Most enterprise systems need both modes. A hybrid architecture routes to the right processing tier based on the workload's latency requirements.

Realtime tier

User-facing queries, interactive chat, on-demand code assistance. Synchronous API calls with streaming. Cost: full per-token pricing.

Async queue tier

Semi-interactive: user triggers a task but doesn't wait at the screen. Webhook callback when done. SLA: 5-15 minutes. Cost: full pricing but better throughput control.

Batch tier

Nightly enrichment, training data generation, bulk document processing. Provider batch API. SLA: hours. Cost: 50% discount.
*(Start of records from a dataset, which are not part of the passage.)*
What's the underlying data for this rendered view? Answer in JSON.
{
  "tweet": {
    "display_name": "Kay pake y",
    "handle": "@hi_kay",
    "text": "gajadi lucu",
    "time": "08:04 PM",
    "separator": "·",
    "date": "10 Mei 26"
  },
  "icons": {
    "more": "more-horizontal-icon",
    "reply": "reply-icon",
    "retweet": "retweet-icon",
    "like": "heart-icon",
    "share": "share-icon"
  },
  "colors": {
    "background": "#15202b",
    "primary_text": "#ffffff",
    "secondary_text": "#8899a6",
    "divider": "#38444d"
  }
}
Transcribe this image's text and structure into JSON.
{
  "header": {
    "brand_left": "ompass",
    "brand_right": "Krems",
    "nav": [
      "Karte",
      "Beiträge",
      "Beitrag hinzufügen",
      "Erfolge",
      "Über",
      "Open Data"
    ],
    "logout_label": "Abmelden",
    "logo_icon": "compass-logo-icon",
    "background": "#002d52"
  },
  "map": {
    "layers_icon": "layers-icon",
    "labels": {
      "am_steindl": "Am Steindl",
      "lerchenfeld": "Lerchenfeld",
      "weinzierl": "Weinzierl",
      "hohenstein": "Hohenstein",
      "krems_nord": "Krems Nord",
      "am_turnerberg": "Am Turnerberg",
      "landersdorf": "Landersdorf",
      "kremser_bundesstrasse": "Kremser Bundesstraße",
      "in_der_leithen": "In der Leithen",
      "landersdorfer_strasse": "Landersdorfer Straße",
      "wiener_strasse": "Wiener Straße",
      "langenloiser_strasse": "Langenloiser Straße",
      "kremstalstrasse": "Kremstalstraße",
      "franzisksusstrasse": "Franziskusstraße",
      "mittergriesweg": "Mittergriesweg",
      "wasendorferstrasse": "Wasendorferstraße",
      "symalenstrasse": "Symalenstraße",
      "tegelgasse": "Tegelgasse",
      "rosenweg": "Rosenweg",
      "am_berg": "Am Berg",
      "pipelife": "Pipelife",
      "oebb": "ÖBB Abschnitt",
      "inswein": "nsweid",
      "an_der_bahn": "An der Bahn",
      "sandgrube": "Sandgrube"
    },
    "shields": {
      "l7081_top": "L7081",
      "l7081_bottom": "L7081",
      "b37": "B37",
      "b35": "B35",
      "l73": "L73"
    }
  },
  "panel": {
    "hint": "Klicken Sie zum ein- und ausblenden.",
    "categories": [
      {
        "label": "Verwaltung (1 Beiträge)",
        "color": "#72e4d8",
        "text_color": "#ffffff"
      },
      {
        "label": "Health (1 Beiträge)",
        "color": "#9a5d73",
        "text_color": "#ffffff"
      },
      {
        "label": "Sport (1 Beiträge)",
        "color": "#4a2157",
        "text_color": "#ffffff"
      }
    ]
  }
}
Checklist: Do You Understand This?

What is the cost saving from using OpenAI or Anthropic batch APIs compared to synchronous calls?
What is the maximum completion window for OpenAI and Anthropic batch APIs?
Why must batch job requests use idempotent IDs — what problem does this solve?
What should happen when an individual item in a batch fails — and why should it not fail the whole batch?
Classify these workloads as realtime, async queue, or batch: (a) answering a user's chat question; (b) enriching 100,000 product descriptions overnight; (c) generating a report that a user requested and will check in 10 minutes.
What is the result expiry window for batch results at Anthropic — and what happens if you miss it?